Les droits d’une rivière : les femmes autochtones de Kukama ouvrent la voie à une victoire juridique historique

La défense des droits de la nature représente un grand pas en avant dans la lutte contre le changement climatique.

Par Juana Vera Delgado

C’est l’une des nouvelles les plus marquantes que vous ayez probablement manquée cette année : un groupe de femmes autochtones du Pérou a réussi à faire valoir le droit légal à l’intégrité et à la protection de la rivière Marañon, un cours d’eau sacré qui s’écoule des Andes vers l’Amazonie. Il s’agit d’une victoire importante pour la préservation de la nature, de l’eau, des forêts et de la biodiversité – en d’autres termes, de la vie elle-même. C’est aussi un grand pas en avant dans la lutte contre le changement climatique et pour les droits de la nature, qui sont tous deux discutés lors d’événements internationaux tels que le XIe Forum social panamazonien à Rurrenabaque, en Bolivie, ou lors d’événements tels que la Journée internationale des peuples autochtones et la Journée des femmes autochtones , qui ont lieu respectivement le 9 août et le 5 septembre.

Les femmes guerrières à l’origine de cette victoire juridique, la deuxième du genre en Amérique latine après l’affaire du Rio Atrato en Colombie, appartiennent à la Huaynakana Kamatahuara Kana, une fédération de femmes Kukama du bassin inférieur du Marañón.

 

108 marées noires en 40 ans

Fuites de pétrole des oléoducs transportant du pétrole à travers la jungle amazonienne péruvienne.
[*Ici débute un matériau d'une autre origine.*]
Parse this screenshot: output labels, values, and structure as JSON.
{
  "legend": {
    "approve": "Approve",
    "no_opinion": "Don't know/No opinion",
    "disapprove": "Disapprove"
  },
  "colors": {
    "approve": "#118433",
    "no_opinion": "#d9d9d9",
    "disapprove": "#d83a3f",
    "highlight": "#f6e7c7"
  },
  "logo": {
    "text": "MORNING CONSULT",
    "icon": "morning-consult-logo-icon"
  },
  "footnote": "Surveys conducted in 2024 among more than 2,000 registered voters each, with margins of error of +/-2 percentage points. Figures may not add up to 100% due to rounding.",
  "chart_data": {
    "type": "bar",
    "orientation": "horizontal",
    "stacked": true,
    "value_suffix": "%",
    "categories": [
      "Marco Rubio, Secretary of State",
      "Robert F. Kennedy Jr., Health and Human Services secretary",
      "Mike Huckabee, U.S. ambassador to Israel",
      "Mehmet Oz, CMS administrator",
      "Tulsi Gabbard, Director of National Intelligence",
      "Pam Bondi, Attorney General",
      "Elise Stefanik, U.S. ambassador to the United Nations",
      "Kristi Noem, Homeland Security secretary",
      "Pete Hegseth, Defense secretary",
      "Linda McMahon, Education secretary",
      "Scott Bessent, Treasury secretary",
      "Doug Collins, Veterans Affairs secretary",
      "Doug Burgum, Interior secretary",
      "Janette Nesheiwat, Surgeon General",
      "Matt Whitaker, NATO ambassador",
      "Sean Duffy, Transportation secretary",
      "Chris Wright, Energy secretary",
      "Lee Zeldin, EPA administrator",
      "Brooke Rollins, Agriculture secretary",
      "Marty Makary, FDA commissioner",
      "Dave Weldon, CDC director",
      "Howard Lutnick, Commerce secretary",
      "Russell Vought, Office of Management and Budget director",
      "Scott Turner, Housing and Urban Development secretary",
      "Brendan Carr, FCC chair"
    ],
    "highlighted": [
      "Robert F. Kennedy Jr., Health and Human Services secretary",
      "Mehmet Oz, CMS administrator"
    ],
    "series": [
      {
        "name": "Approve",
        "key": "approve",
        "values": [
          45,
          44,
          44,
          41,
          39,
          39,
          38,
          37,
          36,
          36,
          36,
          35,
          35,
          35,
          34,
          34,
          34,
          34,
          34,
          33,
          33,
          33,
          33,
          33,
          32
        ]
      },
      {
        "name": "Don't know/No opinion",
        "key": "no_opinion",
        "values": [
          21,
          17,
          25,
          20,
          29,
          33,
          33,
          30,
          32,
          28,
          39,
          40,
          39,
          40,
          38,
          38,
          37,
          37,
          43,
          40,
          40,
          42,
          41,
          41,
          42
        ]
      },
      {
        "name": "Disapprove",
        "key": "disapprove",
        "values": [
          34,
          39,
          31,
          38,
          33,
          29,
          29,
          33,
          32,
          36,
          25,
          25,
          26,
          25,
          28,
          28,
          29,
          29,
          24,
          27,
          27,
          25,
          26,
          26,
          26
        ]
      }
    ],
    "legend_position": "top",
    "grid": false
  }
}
Photo : Stefan Kistler/Chaikuni Institute.

La fédération a commencé sa lutte en 2021, lorsque des femmes Kukama de 29 communautés, dirigées par Mari Luz Canaquiri, ont déposé une injonction contre Petroperu (compagnie pétrolière d’État péruvienne), le ministère de l’environnement et d’autres agences gouvernementales. Ces femmes étaient scandalisées de voir comment les écosystèmes de leurs rivières, de leurs forêts et de leurs plantes sacrées étaient systématiquement empoisonnés et détruits par plus de 40 ans de déversements de pétrole.

En effet, selon un article publié par le Movimiento Ciudadano Frente al Cambio Climático (MOCICC), au moins 108 déversements de pétrole se sont produits le long du tracé de l’oléoduc Norperuvian Oil Pipeline 1 (ONP) depuis sa mise en service en 1977, sans que l’opinion nationale et internationale ne s’en émeuve. Ces déversements sont écocides et pourtant l’État péruvien a bénéficié jusqu’à présent d’une impunité presque totale pour les conséquences de ces déversements.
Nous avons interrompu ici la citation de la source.